Kartal’da çöken binanın ardından üst üste çöken başka binaların haberini alıyoruz. Durduk yere çöküveren binaların gündeme gelmesi için Kartal’da 21 kişinin betonun altında kalarak can vermesi gerekmezdi. Maalesef ancak böyle “konuşulabilir bir sorun” haline geldi.
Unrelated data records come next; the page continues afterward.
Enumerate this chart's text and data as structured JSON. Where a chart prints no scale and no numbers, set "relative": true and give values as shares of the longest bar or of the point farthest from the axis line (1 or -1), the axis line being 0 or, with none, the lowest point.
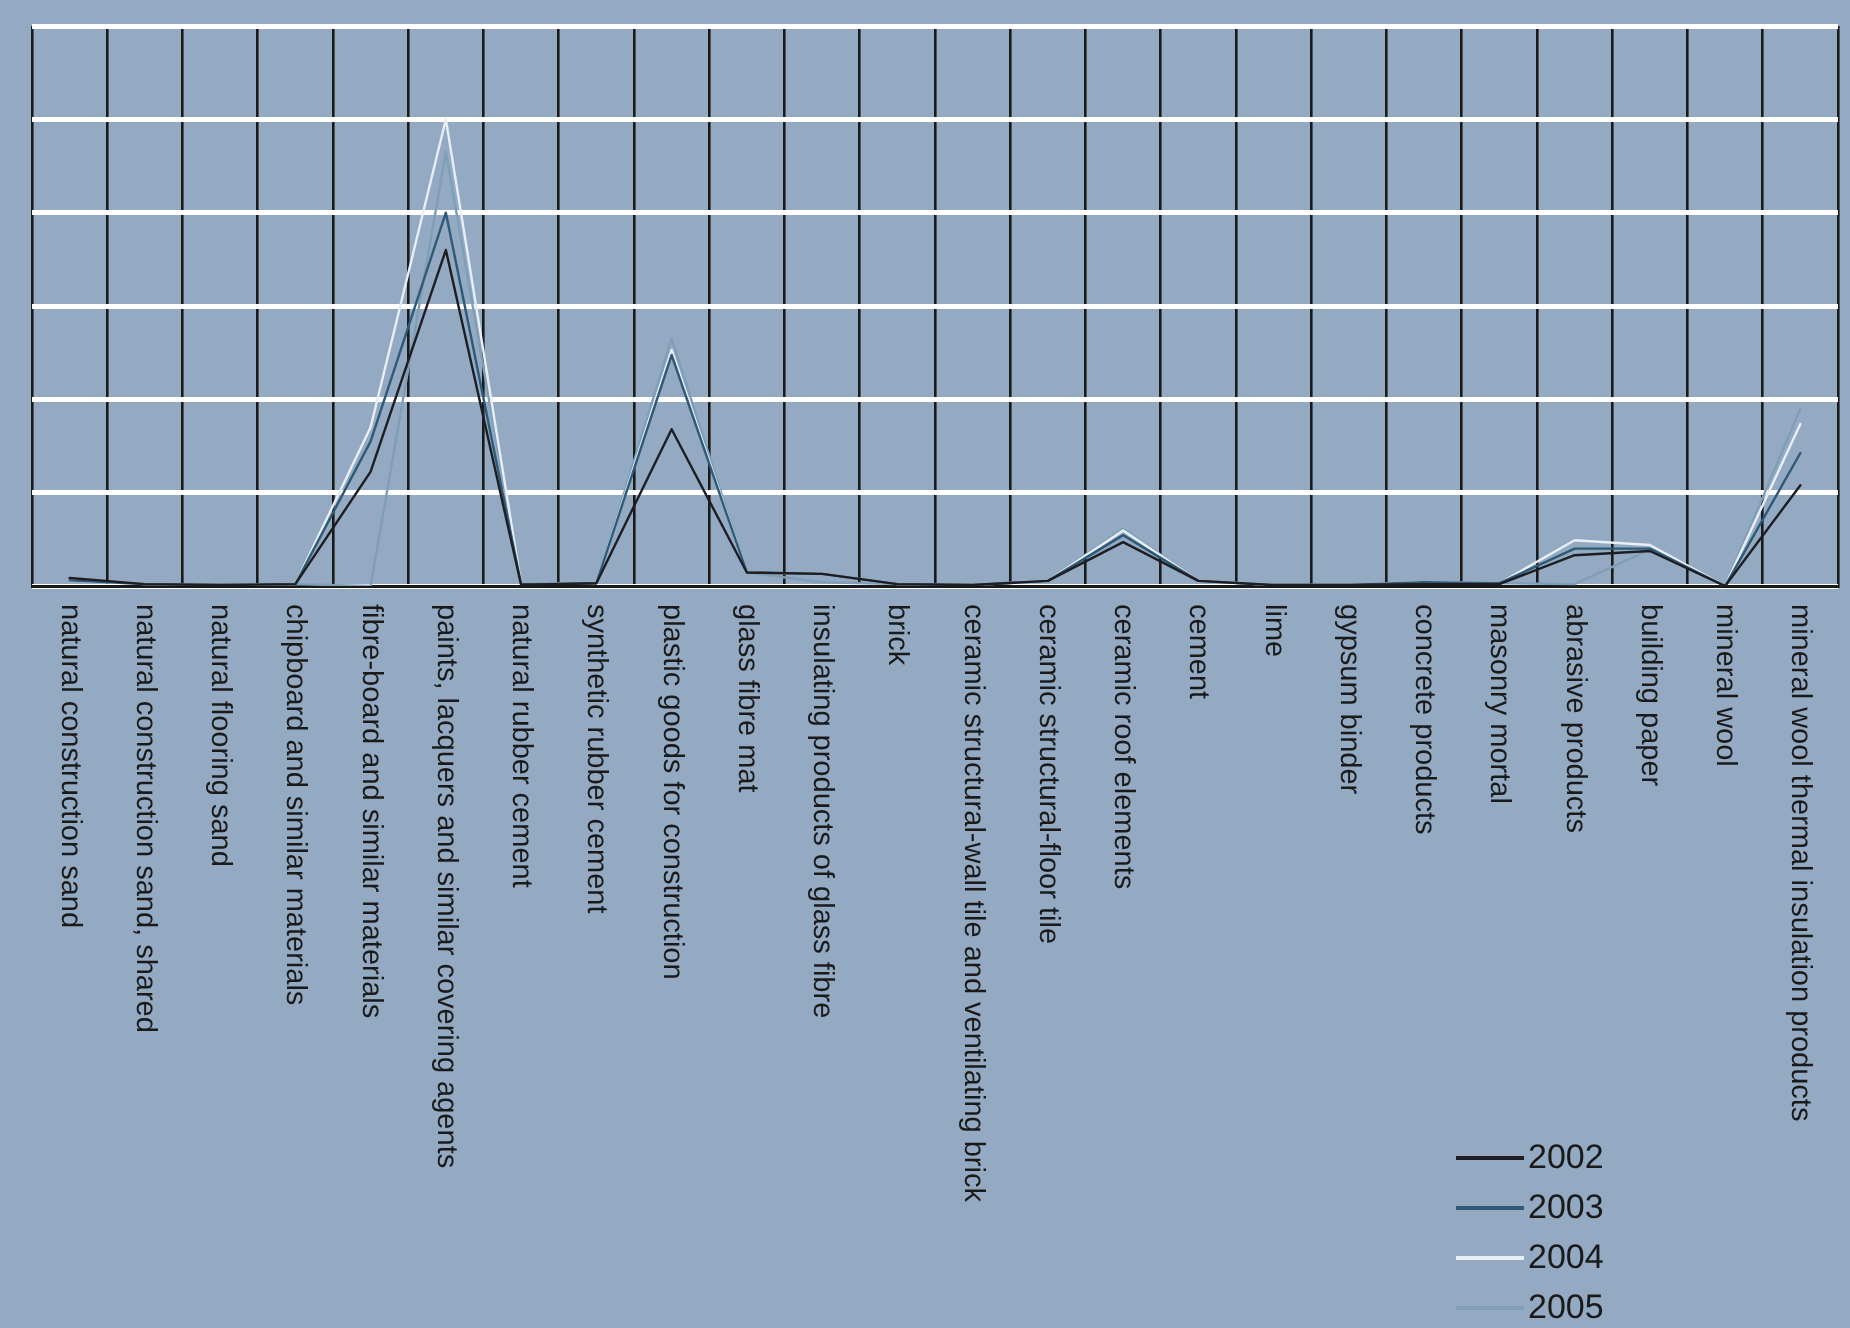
{
  "chart_data": {
    "type": "line",
    "relative": true,
    "grid": true,
    "legend": "bottom right",
    "marker": "none",
    "line_style": "solid",
    "categories": [
      "natural construction sand",
      "natural construction sand, shared",
      "natural flooring sand",
      "chipboard and similar materials",
      "fibre-board and similar materials",
      "paints, lacquers and similar covering agents",
      "natural rubber cement",
      "synthetic rubber cement",
      "plastic goods for construction",
      "glass fibre mat",
      "insulating products of glass fibre",
      "brick",
      "ceramic structural-wall tile and ventilating brick",
      "ceramic structural-floor tile",
      "ceramic roof elements",
      "cement",
      "lime",
      "gypsum binder",
      "concrete products",
      "masonry mortal",
      "abrasive products",
      "building paper",
      "mineral wool",
      "mineral wool thermal insulation products"
    ],
    "series": [
      {
        "name": "2002",
        "color": "#1e1e22",
        "values": [
          0.017,
          0.004,
          0.002,
          0.004,
          0.245,
          0.72,
          0.002,
          0.006,
          0.336,
          0.029,
          0.026,
          0.004,
          0.002,
          0.011,
          0.094,
          0.011,
          0.002,
          0.002,
          0.004,
          0.004,
          0.066,
          0.075,
          0,
          0.216
        ]
      },
      {
        "name": "2003",
        "color": "#2e5a78",
        "values": [
          0.012,
          0.004,
          0.002,
          0.004,
          0.31,
          0.8,
          0.004,
          0.006,
          0.495,
          0.029,
          0.026,
          0.004,
          0.002,
          0.011,
          0.109,
          0.011,
          0.002,
          0.002,
          0.008,
          0.006,
          0.08,
          0.08,
          0,
          0.285
        ]
      },
      {
        "name": "2004",
        "color": "#e8eef4",
        "values": [
          0.012,
          0.004,
          0.002,
          0.004,
          0.34,
          1,
          0.004,
          0.006,
          0.506,
          0.029,
          0.026,
          0.004,
          0.002,
          0.011,
          0.119,
          0.011,
          0.002,
          0.002,
          0.008,
          0.006,
          0.098,
          0.088,
          0,
          0.347
        ]
      },
      {
        "name": "2005",
        "color": "#7f9fb8",
        "values": [
          0.012,
          0.004,
          0.002,
          0.004,
          0,
          0.93,
          0.004,
          0.006,
          0.53,
          0.029,
          0.008,
          0.004,
          0.002,
          0.011,
          0.123,
          0.011,
          0.002,
          0.002,
          0.008,
          0.006,
          0.004,
          0.078,
          0,
          0.38
        ]
      }
    ]
  }
}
Toplumda infial yaratacak ikinci bir Kartal olmasın diye bir yandan çeşitli bölgelerde binalar boşaltılıyor. Şaşırtmadı, bu sadece göstermelik bir hareket. Kapsamlı bir şekilde konunun ele alınmadığını zaten televizyonların ihbar hattına sarılanlardan anlıyoruz. Mesela İstanbul Bağcılar’da bir bina: Binada yaşayanlar devlet buna çözüm bulsun diye televizyona çıkmakta bulmuş çareyi. Binanın her yeri patlak, ayakta duramıyor, eğimi gözle anlaşılır halde. Mikrofonu uzatıyorlar, “ille ölmemiz mi lazım” diye soruyor. Bu ülkede hangi evin içindekiler iktidar için önemli ki? Hiçbiri.

Barışalım, kazanalım

AKP yıkılmak üzere olan binaların metrekaresine ücret biçmeye devam ediyor. Kartal’da yaşananlara ve ardı sıra çöken binalara rağmen imar barışı tüm hızıyla sürüyor. Böylece yıkılan binaların sorumluluğunu üstlerinden atacaklarını zannediyorlar. Kendi usulsüzlüklerini usule uydurma çabası da bundan.
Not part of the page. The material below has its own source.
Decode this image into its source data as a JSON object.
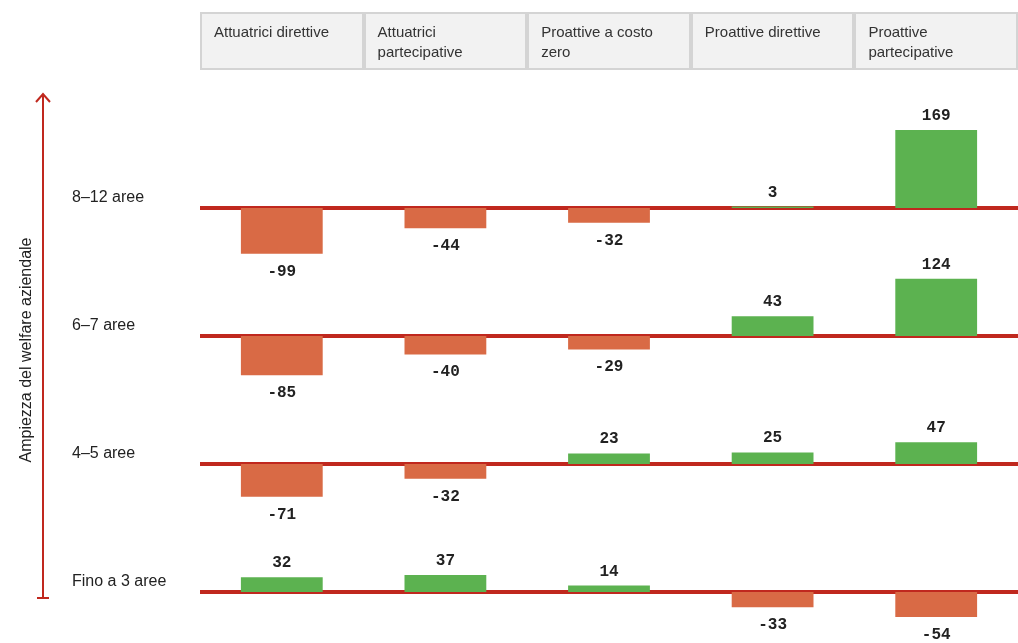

24 Haziran seçimleri öncesinde çabucak çıkardıkları imar affı, baştan sona seçim yatırımıydı. Kendilerince ‘cüzi’ bir ücret karşılığında, ev sahibi olacak milyonlardan söz ediyoruz. Seçim hedefinin dışında işin içinde bol keseden kazanç da var halka aba altından sopa göstermek de.
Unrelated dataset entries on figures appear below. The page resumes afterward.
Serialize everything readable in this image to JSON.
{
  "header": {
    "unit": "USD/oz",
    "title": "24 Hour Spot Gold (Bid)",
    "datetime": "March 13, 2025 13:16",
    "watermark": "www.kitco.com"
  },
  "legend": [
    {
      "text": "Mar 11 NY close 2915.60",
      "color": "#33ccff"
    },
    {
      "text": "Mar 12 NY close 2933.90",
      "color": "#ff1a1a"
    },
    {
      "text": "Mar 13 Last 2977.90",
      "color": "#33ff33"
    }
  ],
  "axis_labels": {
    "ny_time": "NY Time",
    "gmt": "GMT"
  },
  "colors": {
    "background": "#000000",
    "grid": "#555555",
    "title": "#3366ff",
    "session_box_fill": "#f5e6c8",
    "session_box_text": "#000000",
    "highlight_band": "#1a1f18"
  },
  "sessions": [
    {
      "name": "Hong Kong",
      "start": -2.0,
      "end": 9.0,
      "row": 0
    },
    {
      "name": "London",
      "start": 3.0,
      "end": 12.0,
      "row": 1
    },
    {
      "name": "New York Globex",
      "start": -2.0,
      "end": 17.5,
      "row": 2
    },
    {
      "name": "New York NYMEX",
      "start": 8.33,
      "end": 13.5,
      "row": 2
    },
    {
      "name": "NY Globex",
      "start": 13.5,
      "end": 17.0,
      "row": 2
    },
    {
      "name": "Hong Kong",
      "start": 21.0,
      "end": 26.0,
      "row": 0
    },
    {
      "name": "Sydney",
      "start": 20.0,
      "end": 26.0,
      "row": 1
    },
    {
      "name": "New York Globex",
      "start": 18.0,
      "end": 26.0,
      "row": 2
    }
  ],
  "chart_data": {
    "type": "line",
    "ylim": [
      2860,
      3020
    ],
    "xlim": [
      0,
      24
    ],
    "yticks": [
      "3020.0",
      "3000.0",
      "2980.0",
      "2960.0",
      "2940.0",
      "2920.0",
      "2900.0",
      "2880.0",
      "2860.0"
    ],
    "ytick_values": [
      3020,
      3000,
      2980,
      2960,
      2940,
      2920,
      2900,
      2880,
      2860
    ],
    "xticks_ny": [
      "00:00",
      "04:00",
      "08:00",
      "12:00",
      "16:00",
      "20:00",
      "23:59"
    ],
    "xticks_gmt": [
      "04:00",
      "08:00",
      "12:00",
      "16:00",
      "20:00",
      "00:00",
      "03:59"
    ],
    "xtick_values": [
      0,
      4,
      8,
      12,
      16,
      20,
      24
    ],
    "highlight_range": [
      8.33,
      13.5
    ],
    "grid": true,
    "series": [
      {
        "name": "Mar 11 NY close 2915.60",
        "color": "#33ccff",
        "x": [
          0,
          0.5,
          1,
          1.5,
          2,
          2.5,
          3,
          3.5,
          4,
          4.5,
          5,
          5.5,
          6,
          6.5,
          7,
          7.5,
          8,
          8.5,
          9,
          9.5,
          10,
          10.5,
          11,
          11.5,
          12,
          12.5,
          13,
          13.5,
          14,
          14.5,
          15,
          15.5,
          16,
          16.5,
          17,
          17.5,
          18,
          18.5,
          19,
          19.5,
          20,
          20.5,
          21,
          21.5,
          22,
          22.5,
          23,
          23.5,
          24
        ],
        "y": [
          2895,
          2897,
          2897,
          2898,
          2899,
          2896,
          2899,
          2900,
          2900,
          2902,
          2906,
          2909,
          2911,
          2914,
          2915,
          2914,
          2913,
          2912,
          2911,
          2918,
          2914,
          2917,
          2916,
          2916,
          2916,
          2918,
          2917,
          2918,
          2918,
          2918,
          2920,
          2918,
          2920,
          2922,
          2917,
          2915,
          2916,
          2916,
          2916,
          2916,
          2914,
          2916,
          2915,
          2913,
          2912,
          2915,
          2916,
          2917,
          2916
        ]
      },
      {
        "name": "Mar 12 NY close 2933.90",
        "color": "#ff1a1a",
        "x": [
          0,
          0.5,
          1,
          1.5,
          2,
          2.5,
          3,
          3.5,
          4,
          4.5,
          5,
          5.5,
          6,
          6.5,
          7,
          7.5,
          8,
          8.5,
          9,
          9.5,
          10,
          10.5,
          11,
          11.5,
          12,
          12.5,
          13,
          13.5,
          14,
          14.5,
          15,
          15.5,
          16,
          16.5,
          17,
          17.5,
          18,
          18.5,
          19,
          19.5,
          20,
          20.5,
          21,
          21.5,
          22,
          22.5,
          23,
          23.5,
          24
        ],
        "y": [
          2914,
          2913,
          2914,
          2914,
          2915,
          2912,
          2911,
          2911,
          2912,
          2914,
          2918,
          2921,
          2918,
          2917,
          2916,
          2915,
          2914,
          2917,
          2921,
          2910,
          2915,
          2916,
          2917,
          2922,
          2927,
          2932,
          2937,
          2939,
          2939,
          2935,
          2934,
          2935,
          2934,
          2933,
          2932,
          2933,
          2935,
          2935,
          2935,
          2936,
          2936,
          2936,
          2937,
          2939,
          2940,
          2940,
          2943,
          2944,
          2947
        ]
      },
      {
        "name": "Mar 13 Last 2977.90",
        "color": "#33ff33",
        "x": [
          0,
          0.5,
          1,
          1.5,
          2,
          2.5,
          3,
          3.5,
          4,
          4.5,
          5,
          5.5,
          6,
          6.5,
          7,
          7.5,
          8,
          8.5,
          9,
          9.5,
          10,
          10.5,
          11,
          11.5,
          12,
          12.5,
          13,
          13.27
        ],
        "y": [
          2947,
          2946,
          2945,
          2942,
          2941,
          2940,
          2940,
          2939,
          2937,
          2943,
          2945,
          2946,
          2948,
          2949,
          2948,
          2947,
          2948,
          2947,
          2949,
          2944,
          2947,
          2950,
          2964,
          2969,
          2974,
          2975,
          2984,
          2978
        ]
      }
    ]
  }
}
Yıllar öncesinde öyle ya da böyle yapılan ve insanların başlarını soktukları o evler için ‘ya gel affedelim ya da sopamızı her an beline vurabiliriz’ dedi AKP. Fırsat varken parayı verip yasallığı aldın aldın yoksa ertesi gün başka bir sürprizle de çıkabilirler karşına. Riskli bina diye yarın gelip mührü kapıya vurabilirler, başka gidecek kapısı olmayanlar mecbur imar affına sığındı, sığınmaya devam edecek. Krediler çekiliyor, AKP düşük faizli kredi dağıtıyor. Ölmek için para veriliyor belki de ama hiçbir tespit yapılmadığı için kesin bir veri öne süremiyoruz.

Çevre ve Şehircilik Bakanı Murat Kurum 2019 Ocak ayının başında 9 milyon 722 bini aşan İmar Barışı başvurusu olduğunu açıklamıştı. Ancak 1 milyon 813 bin 768’ine Yapı Kayıt Belgesi verebildiler. Bu rakamlardan ince eleyip sık dokuduklarını değil vaziyetin bekledikleri gibi çok kazançlı olmadığını görebiliriz. Hedefleri 50 milyar TL iken geldiğimiz aşamada 17 milyar TL elde edilebildi. Yani zaten gırtlağına kadar borca batmış, pazardan eli boş dönmeye yakın insanların bir de on binlerce kredi yükünün altına girmeye mecali yok. Üstüne bir de yine de ne olsa kardır anlayışı AKP’nin süregelen siyaseti olduğu için yerel seçimler yaklaşırken İmar Barışı başvurularını 2019 Haziran’a kadar uzatmışlardı.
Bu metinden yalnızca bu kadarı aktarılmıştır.